Rentner sollen Zivildienst leisten

Zivildienst wird um einen Monat verkürzt. Statt sozialem Pflichtjahr empfiehlt Kommission nur Freiwilligendienste. Bessere Chancen auf Studienplätze als Anreiz

BERLIN taz ■ Falls der Zivildienst abgeschafft wird, sollen auch Rentner die Zivildienstleistenden ersetzen. Eine Regierungskommission rät dazu, bei den neuen Freiwilligendiensten „der Zielgruppe der älteren Menschen besondere Beachtung zu schenken“. Das geht aus einem Bericht hervor, den die Kommission „Impulse für die Zivilgesellschaft“ gestern in Berlin an Familienministerin Renate Schmidt (SPD) übergeben hat.

Schon im Oktober könnte der Zivildienst von zehn auf neun Monate verkürzt werden. Falls die Wehrpflicht ganz abgeschafft werden sollte, sollen Freiwillige an die Stelle der Zivis treten. Familienministerin Schmidt hält dies frühestens 2010 für möglich. In der Alten- und Behindertenpflege könnte es dann zu enormen Engpässen kommen – immerhin arbeiten derzeit fast 93.000 junge Männer als Zivis in sozialen Einrichtungen.

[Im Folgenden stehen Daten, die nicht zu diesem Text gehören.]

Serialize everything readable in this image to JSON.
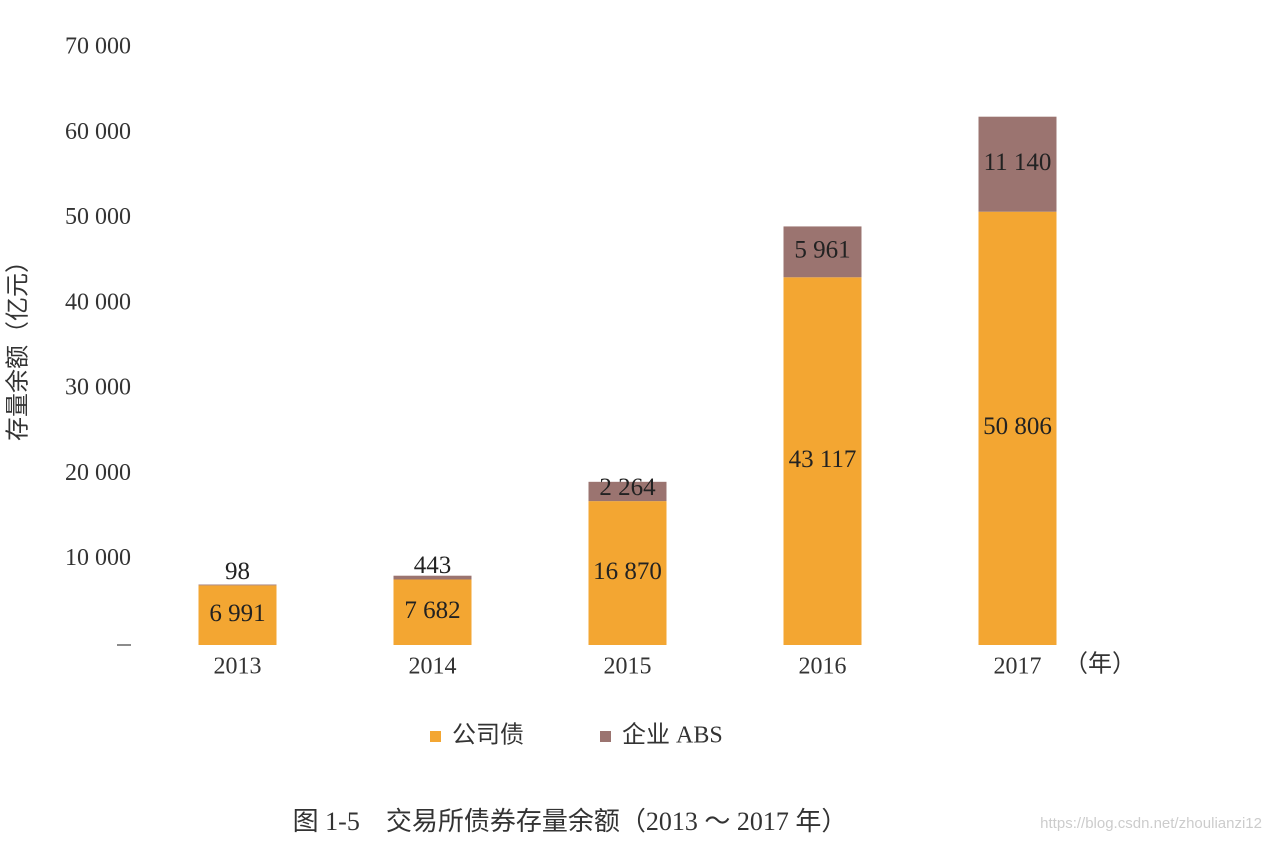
{
  "chart_data": {
    "type": "stacked-bar",
    "caption": "图 1-5　交易所债券存量余额（2013 ～ 2017 年）",
    "y_label": "存量余额（亿元）",
    "x_unit": "（年）",
    "watermark": "https://blog.csdn.net/zhoulianzi12",
    "categories": [
      "2013",
      "2014",
      "2015",
      "2016",
      "2017"
    ],
    "series": [
      {
        "name": "公司债",
        "color": "#f3a632",
        "values": [
          6991,
          7682,
          16870,
          43117,
          50806
        ],
        "value_labels": [
          "6 991",
          "7 682",
          "16 870",
          "43 117",
          "50 806"
        ]
      },
      {
        "name": "企业 ABS",
        "color": "#9b7470",
        "values": [
          98,
          443,
          2264,
          5961,
          11140
        ],
        "value_labels": [
          "98",
          "443",
          "2 264",
          "5 961",
          "11 140"
        ]
      }
    ],
    "ylim": [
      0,
      70000
    ],
    "yticks": [
      {
        "value": 10000,
        "label": "10 000"
      },
      {
        "value": 20000,
        "label": "20 000"
      },
      {
        "value": 30000,
        "label": "30 000"
      },
      {
        "value": 40000,
        "label": "40 000"
      },
      {
        "value": 50000,
        "label": "50 000"
      },
      {
        "value": 60000,
        "label": "60 000"
      },
      {
        "value": 70000,
        "label": "70 000"
      }
    ],
    "grid": false
  }
}
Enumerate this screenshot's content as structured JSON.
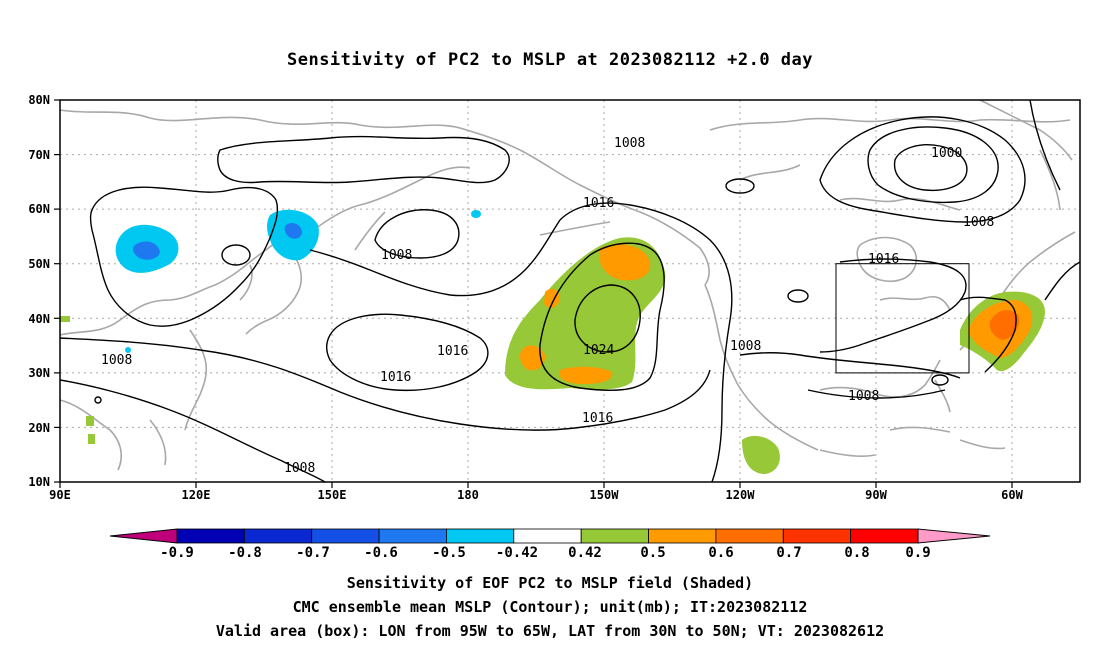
{
  "title": "Sensitivity of PC2 to MSLP at 2023082112 +2.0 day",
  "lat_labels": [
    "80N",
    "70N",
    "60N",
    "50N",
    "40N",
    "30N",
    "20N",
    "10N"
  ],
  "lon_labels": [
    "90E",
    "120E",
    "150E",
    "180",
    "150W",
    "120W",
    "90W",
    "60W"
  ],
  "contour_labels": [
    "1008",
    "1000",
    "1008",
    "1016",
    "1008",
    "1016",
    "1016",
    "1024",
    "1008",
    "1016",
    "1008",
    "1008",
    "1016",
    "1008"
  ],
  "colorbar": {
    "labels": [
      "-0.9",
      "-0.8",
      "-0.7",
      "-0.6",
      "-0.5",
      "-0.42",
      "0.42",
      "0.5",
      "0.6",
      "0.7",
      "0.8",
      "0.9"
    ],
    "colors": [
      "#c0007a",
      "#0000b4",
      "#0a28d2",
      "#1450e6",
      "#1e78f0",
      "#00c8f0",
      "#ffffff",
      "#96c837",
      "#ff9b00",
      "#ff6e00",
      "#ff3200",
      "#ff0000",
      "#ff9bc8"
    ]
  },
  "footer": {
    "line1": "Sensitivity of EOF PC2 to MSLP field (Shaded)",
    "line2": "CMC ensemble mean MSLP (Contour); unit(mb); IT:2023082112",
    "line3": "Valid area (box): LON from 95W to 65W, LAT from 30N to 50N; VT: 2023082612"
  }
}
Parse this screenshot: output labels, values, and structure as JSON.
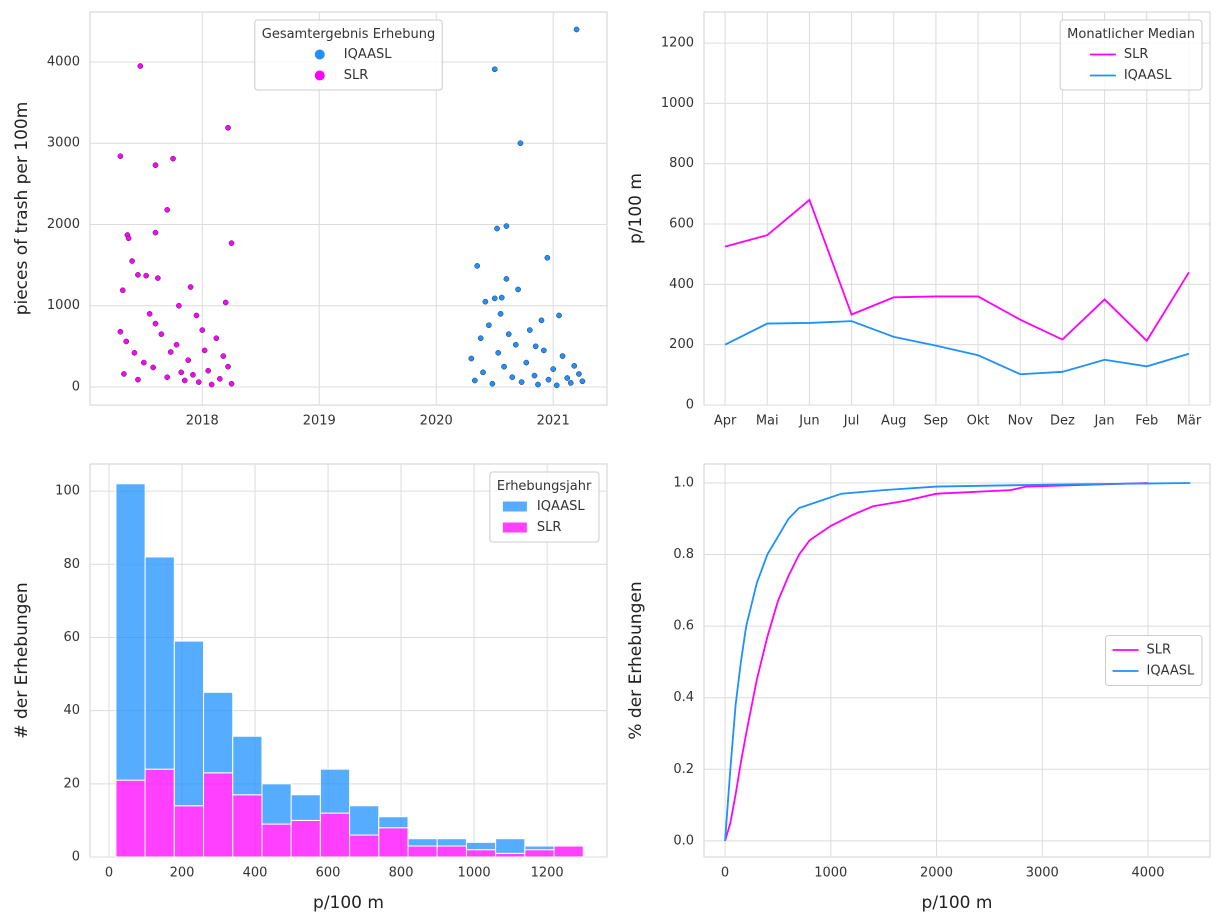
{
  "chart_data": [
    {
      "type": "scatter",
      "ylabel": "pieces of trash per 100m",
      "xlim": [
        2017.04,
        2021.46
      ],
      "xticks": [
        2018,
        2019,
        2020,
        2021
      ],
      "ylim": [
        -222,
        4615
      ],
      "yticks": [
        0,
        1000,
        2000,
        3000,
        4000
      ],
      "grid": true,
      "legend_title": "Gesamtergebnis Erhebung",
      "legend_loc": "upper center",
      "series": [
        {
          "name": "IQAASL",
          "color": "#1e90ff",
          "x": [
            2021.2,
            2020.5,
            2020.72,
            2020.6,
            2020.52,
            2020.95,
            2020.35,
            2020.6,
            2020.7,
            2020.5,
            2020.56,
            2020.42,
            2021.05,
            2020.9,
            2020.3,
            2020.33,
            2020.38,
            2020.4,
            2020.45,
            2020.48,
            2020.53,
            2020.58,
            2020.62,
            2020.65,
            2020.68,
            2020.73,
            2020.77,
            2020.8,
            2020.84,
            2020.87,
            2020.92,
            2020.96,
            2021.0,
            2021.03,
            2021.08,
            2021.12,
            2021.15,
            2021.18,
            2021.22,
            2021.25,
            2020.55,
            2020.85
          ],
          "values": [
            4400,
            3910,
            3000,
            1980,
            1950,
            1590,
            1490,
            1330,
            1200,
            1090,
            1100,
            1050,
            880,
            820,
            350,
            80,
            600,
            180,
            760,
            40,
            420,
            250,
            650,
            120,
            520,
            60,
            300,
            700,
            140,
            30,
            450,
            90,
            220,
            20,
            380,
            110,
            50,
            260,
            160,
            70,
            900,
            500
          ]
        },
        {
          "name": "SLR",
          "color": "#ff00ff",
          "x": [
            2017.47,
            2017.3,
            2017.6,
            2017.75,
            2018.22,
            2017.7,
            2017.36,
            2017.37,
            2017.6,
            2018.25,
            2017.4,
            2017.45,
            2017.52,
            2017.62,
            2017.32,
            2017.9,
            2018.2,
            2017.8,
            2017.55,
            2017.95,
            2017.3,
            2017.35,
            2017.42,
            2017.5,
            2017.58,
            2017.65,
            2017.7,
            2017.78,
            2017.85,
            2017.88,
            2017.92,
            2017.97,
            2018.02,
            2018.05,
            2018.08,
            2018.12,
            2018.15,
            2018.18,
            2018.22,
            2018.25,
            2017.33,
            2017.45,
            2017.6,
            2017.73,
            2017.82,
            2018.0
          ],
          "values": [
            3950,
            2840,
            2730,
            2810,
            3190,
            2180,
            1870,
            1830,
            1900,
            1770,
            1550,
            1380,
            1370,
            1340,
            1190,
            1230,
            1040,
            1000,
            900,
            880,
            680,
            560,
            420,
            300,
            240,
            650,
            120,
            520,
            80,
            330,
            150,
            60,
            450,
            200,
            30,
            600,
            100,
            380,
            250,
            40,
            160,
            90,
            780,
            430,
            180,
            700
          ]
        }
      ]
    },
    {
      "type": "line",
      "ylabel": "p/100 m",
      "categories": [
        "Apr",
        "Mai",
        "Jun",
        "Jul",
        "Aug",
        "Sep",
        "Okt",
        "Nov",
        "Dez",
        "Jan",
        "Feb",
        "Mär"
      ],
      "ylim": [
        0,
        1303
      ],
      "yticks": [
        0,
        200,
        400,
        600,
        800,
        1000,
        1200
      ],
      "grid": true,
      "legend_title": "Monatlicher Median",
      "legend_loc": "upper right",
      "series": [
        {
          "name": "SLR",
          "color": "#ff00ff",
          "values": [
            525,
            563,
            680,
            300,
            357,
            360,
            360,
            283,
            217,
            350,
            213,
            440
          ]
        },
        {
          "name": "IQAASL",
          "color": "#1e90ff",
          "values": [
            200,
            270,
            272,
            278,
            226,
            197,
            165,
            102,
            110,
            150,
            128,
            170
          ]
        }
      ]
    },
    {
      "type": "histogram",
      "xlabel": "p/100 m",
      "ylabel": "# der Erhebungen",
      "bins": [
        19,
        99,
        179,
        259,
        339,
        419,
        499,
        579,
        659,
        739,
        819,
        899,
        979,
        1059,
        1139,
        1219,
        1299
      ],
      "xlim": [
        -52,
        1364
      ],
      "xticks": [
        0,
        200,
        400,
        600,
        800,
        1000,
        1200
      ],
      "ylim": [
        0,
        107.4
      ],
      "yticks": [
        0,
        20,
        40,
        60,
        80,
        100
      ],
      "grid": true,
      "legend_title": "Erhebungsjahr",
      "legend_loc": "upper right",
      "series": [
        {
          "name": "IQAASL",
          "color": "#1e90ff",
          "values": [
            81,
            58,
            45,
            22,
            16,
            11,
            7,
            12,
            8,
            3,
            2,
            2,
            2,
            4,
            1,
            0
          ]
        },
        {
          "name": "SLR",
          "color": "#ff00ff",
          "values": [
            21,
            24,
            14,
            23,
            17,
            9,
            10,
            12,
            6,
            8,
            3,
            3,
            2,
            1,
            2,
            3
          ]
        }
      ]
    },
    {
      "type": "ecdf",
      "xlabel": "p/100 m",
      "ylabel": "% der Erhebungen",
      "xlim": [
        -199,
        4586
      ],
      "xticks": [
        0,
        1000,
        2000,
        3000,
        4000
      ],
      "ylim": [
        -0.045,
        1.053
      ],
      "yticks": [
        {
          "value": 0,
          "label": "0.0"
        },
        0.2,
        0.4,
        0.6,
        0.8,
        {
          "value": 1,
          "label": "1.0"
        }
      ],
      "grid": true,
      "legend_loc": "center right",
      "series": [
        {
          "name": "SLR",
          "color": "#ff00ff",
          "x": [
            0,
            50,
            100,
            150,
            200,
            300,
            400,
            500,
            600,
            700,
            800,
            1000,
            1200,
            1400,
            1700,
            2000,
            2700,
            2850,
            4000
          ],
          "values": [
            0,
            0.05,
            0.13,
            0.22,
            0.3,
            0.45,
            0.57,
            0.67,
            0.74,
            0.8,
            0.84,
            0.88,
            0.91,
            0.935,
            0.95,
            0.97,
            0.98,
            0.99,
            1
          ]
        },
        {
          "name": "IQAASL",
          "color": "#1e90ff",
          "x": [
            0,
            50,
            100,
            150,
            200,
            300,
            400,
            500,
            600,
            700,
            900,
            1100,
            1500,
            2000,
            3000,
            4400
          ],
          "values": [
            0,
            0.2,
            0.38,
            0.5,
            0.6,
            0.72,
            0.8,
            0.85,
            0.9,
            0.93,
            0.95,
            0.97,
            0.98,
            0.99,
            0.995,
            1
          ]
        }
      ]
    }
  ]
}
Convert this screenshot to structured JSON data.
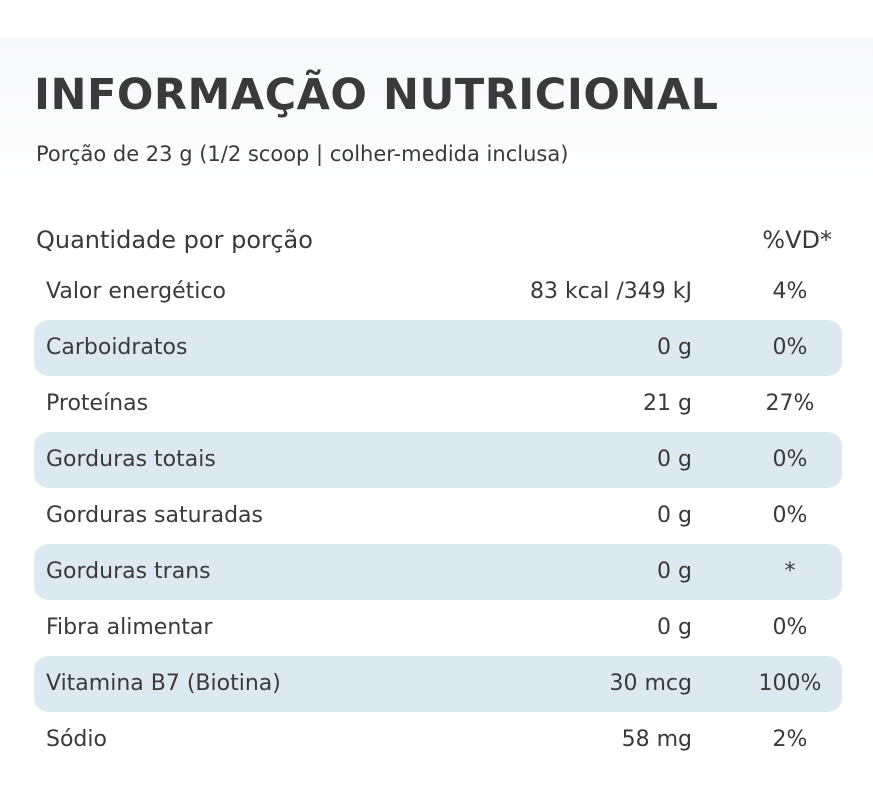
{
  "header": {
    "title": "INFORMAÇÃO NUTRICIONAL",
    "subtitle": "Porção de 23 g (1/2 scoop | colher-medida inclusa)"
  },
  "table": {
    "col_quantity": "Quantidade por porção",
    "col_vd": "%VD*",
    "rows": [
      {
        "name": "Valor energético",
        "amount": "83 kcal /349 kJ",
        "vd": "4%",
        "shaded": false
      },
      {
        "name": "Carboidratos",
        "amount": "0 g",
        "vd": "0%",
        "shaded": true
      },
      {
        "name": "Proteínas",
        "amount": "21 g",
        "vd": "27%",
        "shaded": false
      },
      {
        "name": "Gorduras totais",
        "amount": "0 g",
        "vd": "0%",
        "shaded": true
      },
      {
        "name": "Gorduras saturadas",
        "amount": "0 g",
        "vd": "0%",
        "shaded": false
      },
      {
        "name": "Gorduras trans",
        "amount": "0 g",
        "vd": "*",
        "shaded": true
      },
      {
        "name": "Fibra alimentar",
        "amount": "0 g",
        "vd": "0%",
        "shaded": false
      },
      {
        "name": "Vitamina B7 (Biotina)",
        "amount": "30 mcg",
        "vd": "100%",
        "shaded": true
      },
      {
        "name": "Sódio",
        "amount": "58 mg",
        "vd": "2%",
        "shaded": false
      }
    ]
  },
  "colors": {
    "text": "#3a3a3a",
    "row_shade": "#dde9f1",
    "background": "#ffffff"
  }
}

Um einen Notstand zu vermeiden, will die Kommission freiwillige soziale Arbeit attraktiver machen. So sollen junge Freiwillige bevorzugt Studien- und Ausbildungsplätze bekommen. Auch bei Einstellungen und Beförderungen im öffentlichen Dienst und in der Privatwirtschaft soll sich freiwilliges Engagement künftig auszahlen. Ein soziales Pflichtjahr lehnt die Kommission aber ab. Es verstoße gegen Verfassung und Völkerrecht. Die freiwillige Tätigkeit soll mindestens drei Monate und höchstens zwei Jahre dauern.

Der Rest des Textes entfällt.